Around the world, cities are becoming smarter thanks to sensors providing wide-ranging data on everything from traffic movements and street lights to energy consumption and pollution.
The potential of this ‘big data’ to improve community quality of life while making essential infrastructure more efficient and sustainable is overcoming lingering fears about the costs of smart city solutions, according to Black & Veatch.
The engineering consultancy’s latest report, 2018 Strategic Directions: Smart Cities & Utilities, says that “bold advances” in data analytics, electric transportation and next-generation communications systems will propel smart city development. And creative financing strategies are challenging the notion that these projects require massive upfront investments.
“2017 marked an inflection point for smart city initiatives,” said Fred Ellermeier, vice president and managing director of Black & Veatch’s Connected Communities business.

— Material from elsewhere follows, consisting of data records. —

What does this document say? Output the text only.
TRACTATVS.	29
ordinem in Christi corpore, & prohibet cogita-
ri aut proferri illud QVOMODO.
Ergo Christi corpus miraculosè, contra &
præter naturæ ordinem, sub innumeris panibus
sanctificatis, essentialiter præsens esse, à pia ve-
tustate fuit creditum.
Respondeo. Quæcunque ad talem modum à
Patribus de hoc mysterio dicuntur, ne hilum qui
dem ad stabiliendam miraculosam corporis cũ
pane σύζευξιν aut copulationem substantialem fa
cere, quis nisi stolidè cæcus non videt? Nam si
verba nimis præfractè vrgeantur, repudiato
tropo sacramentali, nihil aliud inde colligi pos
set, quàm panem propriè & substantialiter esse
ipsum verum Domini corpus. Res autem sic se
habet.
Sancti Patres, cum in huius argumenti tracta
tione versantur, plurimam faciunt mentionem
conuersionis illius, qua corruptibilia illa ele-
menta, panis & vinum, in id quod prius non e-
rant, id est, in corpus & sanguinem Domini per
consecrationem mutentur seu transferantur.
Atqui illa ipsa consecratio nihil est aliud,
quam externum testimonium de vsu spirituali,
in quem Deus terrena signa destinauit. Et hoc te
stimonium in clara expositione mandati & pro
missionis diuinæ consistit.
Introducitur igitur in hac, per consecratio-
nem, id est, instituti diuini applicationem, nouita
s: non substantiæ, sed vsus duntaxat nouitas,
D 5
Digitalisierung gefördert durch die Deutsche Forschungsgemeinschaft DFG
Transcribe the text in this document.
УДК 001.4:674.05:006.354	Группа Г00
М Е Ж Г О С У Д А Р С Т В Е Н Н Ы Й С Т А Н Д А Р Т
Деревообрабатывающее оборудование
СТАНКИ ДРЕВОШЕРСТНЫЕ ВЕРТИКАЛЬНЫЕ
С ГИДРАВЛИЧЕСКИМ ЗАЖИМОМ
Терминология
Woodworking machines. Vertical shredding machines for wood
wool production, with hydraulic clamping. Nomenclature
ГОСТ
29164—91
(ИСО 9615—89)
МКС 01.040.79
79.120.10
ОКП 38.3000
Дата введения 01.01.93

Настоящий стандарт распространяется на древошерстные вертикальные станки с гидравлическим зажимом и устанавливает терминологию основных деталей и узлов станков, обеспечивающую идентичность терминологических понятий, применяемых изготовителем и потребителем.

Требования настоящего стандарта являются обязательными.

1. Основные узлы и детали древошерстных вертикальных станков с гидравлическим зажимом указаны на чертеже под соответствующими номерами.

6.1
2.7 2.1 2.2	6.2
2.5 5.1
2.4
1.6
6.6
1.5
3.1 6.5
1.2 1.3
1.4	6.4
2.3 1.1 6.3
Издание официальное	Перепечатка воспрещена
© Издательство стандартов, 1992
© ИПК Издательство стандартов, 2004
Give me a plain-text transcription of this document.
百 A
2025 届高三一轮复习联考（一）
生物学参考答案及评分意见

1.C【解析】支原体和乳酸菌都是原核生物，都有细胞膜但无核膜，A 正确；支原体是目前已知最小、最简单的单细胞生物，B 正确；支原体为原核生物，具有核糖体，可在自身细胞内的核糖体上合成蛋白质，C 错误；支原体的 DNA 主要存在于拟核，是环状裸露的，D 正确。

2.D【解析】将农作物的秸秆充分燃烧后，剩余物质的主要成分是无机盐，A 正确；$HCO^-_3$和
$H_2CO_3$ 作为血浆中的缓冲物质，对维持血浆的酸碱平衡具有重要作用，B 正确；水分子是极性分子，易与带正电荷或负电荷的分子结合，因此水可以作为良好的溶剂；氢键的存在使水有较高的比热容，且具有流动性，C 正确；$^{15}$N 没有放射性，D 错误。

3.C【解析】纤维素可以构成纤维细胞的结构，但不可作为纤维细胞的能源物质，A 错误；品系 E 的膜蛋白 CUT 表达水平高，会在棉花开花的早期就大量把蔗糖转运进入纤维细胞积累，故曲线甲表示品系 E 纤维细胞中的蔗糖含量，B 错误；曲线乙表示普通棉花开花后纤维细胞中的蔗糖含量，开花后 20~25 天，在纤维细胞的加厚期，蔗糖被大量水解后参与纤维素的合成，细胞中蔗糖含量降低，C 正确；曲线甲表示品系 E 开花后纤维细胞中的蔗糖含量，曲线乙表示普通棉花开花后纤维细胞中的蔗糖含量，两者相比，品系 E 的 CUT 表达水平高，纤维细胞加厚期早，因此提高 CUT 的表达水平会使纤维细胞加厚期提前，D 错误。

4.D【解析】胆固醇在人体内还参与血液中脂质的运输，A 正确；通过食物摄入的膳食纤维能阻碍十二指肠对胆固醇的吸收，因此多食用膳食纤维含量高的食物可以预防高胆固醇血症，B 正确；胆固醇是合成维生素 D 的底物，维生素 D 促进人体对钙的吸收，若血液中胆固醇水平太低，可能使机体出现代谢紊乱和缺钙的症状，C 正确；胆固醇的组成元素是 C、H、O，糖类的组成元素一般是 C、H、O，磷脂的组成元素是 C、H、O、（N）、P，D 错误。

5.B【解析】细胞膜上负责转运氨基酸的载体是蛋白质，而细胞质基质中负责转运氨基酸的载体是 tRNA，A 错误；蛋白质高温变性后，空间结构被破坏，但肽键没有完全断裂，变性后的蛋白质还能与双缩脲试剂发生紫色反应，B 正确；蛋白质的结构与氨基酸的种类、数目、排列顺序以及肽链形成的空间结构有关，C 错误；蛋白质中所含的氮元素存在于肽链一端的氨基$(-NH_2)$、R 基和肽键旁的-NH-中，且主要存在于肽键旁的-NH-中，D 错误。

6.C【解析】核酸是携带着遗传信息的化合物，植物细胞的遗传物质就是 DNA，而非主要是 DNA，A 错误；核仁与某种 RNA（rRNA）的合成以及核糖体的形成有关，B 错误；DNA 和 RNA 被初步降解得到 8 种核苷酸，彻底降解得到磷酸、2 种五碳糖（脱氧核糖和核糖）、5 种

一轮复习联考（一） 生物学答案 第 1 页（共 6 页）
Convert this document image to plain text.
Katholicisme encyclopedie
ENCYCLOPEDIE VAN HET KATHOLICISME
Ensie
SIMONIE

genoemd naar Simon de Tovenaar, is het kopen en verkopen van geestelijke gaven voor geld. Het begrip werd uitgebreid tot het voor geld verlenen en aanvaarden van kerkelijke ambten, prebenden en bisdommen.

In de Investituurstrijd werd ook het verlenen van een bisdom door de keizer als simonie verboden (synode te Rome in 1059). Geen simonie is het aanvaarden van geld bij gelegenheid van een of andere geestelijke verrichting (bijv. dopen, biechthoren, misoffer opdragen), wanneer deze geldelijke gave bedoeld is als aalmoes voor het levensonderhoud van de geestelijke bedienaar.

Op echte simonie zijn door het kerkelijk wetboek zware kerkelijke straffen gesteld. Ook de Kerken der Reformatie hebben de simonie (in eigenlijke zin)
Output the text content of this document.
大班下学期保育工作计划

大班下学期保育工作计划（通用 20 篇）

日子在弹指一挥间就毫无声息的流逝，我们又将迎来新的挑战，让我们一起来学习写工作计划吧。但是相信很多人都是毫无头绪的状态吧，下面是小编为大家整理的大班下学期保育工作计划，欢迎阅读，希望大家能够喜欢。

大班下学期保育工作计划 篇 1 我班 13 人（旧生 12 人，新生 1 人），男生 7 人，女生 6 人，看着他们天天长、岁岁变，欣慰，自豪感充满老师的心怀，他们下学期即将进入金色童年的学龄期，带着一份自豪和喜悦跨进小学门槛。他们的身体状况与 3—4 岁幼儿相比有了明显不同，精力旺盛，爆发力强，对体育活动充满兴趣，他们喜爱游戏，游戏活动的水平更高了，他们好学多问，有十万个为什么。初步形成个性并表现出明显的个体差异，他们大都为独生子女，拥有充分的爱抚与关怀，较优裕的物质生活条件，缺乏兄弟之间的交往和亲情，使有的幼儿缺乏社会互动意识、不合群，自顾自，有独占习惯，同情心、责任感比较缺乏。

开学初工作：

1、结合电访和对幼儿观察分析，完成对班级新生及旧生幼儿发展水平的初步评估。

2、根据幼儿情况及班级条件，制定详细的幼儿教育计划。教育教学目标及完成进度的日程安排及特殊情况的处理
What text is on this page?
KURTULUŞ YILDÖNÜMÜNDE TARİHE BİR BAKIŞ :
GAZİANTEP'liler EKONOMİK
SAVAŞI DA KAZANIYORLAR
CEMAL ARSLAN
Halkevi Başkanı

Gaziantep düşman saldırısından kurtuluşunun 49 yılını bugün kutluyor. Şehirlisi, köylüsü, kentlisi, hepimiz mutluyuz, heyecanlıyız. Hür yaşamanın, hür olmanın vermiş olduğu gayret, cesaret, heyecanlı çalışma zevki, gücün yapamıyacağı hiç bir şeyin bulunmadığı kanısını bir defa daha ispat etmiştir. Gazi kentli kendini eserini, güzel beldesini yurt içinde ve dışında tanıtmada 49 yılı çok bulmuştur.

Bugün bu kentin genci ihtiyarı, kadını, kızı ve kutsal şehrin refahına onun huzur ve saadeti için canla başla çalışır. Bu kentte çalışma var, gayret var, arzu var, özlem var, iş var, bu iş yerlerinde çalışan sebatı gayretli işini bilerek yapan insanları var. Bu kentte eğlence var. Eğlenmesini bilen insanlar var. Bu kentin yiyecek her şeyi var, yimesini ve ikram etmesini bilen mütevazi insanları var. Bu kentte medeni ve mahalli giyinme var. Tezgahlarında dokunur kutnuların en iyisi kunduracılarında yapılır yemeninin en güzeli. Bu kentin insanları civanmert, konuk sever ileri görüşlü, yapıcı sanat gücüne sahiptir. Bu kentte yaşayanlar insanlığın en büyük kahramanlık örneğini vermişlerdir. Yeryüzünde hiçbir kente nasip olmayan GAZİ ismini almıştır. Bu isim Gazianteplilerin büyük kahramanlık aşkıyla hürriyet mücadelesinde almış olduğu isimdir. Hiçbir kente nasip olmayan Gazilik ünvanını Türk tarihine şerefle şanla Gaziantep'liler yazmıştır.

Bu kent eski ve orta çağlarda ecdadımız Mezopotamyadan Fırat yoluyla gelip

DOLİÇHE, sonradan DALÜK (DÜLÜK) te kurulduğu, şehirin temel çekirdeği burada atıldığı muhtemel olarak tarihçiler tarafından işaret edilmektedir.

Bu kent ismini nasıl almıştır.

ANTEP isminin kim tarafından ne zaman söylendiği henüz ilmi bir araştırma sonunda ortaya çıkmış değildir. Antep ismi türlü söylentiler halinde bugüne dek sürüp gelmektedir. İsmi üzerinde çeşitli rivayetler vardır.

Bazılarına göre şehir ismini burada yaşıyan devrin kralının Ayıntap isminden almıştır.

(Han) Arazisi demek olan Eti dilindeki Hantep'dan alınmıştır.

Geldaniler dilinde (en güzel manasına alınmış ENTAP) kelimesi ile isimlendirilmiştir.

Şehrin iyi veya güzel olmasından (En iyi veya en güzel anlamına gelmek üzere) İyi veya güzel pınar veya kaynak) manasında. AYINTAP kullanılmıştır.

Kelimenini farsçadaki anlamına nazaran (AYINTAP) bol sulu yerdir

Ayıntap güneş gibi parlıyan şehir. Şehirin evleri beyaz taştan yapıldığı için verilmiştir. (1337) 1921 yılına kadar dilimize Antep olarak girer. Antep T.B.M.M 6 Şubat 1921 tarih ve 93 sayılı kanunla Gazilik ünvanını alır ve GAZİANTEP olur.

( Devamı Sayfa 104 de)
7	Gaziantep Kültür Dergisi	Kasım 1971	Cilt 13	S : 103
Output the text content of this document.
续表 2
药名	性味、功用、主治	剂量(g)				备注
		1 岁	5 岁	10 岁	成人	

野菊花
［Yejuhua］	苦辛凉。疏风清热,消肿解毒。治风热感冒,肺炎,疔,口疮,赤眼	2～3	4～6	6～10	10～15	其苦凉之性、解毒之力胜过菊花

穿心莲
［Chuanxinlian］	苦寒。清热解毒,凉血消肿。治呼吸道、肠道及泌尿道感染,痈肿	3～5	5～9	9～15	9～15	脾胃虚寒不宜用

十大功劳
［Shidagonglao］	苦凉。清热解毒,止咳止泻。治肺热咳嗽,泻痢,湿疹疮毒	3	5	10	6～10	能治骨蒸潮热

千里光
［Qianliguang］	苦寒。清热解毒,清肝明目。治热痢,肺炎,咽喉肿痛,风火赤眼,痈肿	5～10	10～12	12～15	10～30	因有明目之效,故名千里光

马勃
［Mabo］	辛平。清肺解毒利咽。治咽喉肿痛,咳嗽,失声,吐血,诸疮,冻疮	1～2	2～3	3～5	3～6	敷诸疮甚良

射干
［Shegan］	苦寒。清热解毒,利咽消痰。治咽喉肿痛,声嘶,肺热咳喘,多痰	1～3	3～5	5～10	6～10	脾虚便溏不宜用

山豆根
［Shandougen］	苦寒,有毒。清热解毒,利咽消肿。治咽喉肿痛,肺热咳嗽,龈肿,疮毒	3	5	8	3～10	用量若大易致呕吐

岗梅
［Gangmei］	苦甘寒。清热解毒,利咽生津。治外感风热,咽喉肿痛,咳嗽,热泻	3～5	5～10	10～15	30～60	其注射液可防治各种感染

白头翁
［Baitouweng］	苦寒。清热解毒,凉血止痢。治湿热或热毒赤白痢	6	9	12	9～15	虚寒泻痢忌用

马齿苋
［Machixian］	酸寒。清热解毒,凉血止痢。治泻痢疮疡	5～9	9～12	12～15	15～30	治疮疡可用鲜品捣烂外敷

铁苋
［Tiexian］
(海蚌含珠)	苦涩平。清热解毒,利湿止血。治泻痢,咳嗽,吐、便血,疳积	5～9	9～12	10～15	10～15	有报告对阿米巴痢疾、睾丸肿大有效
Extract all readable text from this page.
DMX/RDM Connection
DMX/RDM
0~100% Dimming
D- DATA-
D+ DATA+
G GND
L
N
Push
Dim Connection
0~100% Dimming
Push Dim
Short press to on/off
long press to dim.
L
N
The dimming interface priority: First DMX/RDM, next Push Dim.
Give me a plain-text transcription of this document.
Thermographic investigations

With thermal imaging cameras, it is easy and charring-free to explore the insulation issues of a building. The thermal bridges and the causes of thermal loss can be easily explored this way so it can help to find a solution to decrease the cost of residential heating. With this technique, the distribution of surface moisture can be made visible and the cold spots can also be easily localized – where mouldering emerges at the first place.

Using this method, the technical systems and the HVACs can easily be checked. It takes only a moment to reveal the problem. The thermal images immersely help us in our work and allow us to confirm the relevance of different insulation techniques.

“Data-driven infrastructure pilot programmes continue to demonstrate success while the path for EVs became dramatically clearer. The long-term benefits of a master plan that can account for the way all systems — power, water, transportation, public safety and the communication overlay — work together are undeniable.”
Smart cities still face obstacles, including budget constraints — cited by nearly two-thirds of municipalities. Other barriers include the handling of data: data collection systems are returning information, but cities and utilities struggle to deal with the management, analysis and security of the huge amount of data produced by Internet of Things (IoT) devices and other smart project resources.
“Moving smart city initiatives to the next level will not be easy, especially as community and utility leaders continue to confront a sceptical public,” commented John Chevrette, president of Black & Veatch’s management consulting business. “With planning, support and understanding, combined with vision and collaboration, cities and utilities can achieve their smart city initiatives and ensure a more resilient, sustainable future.”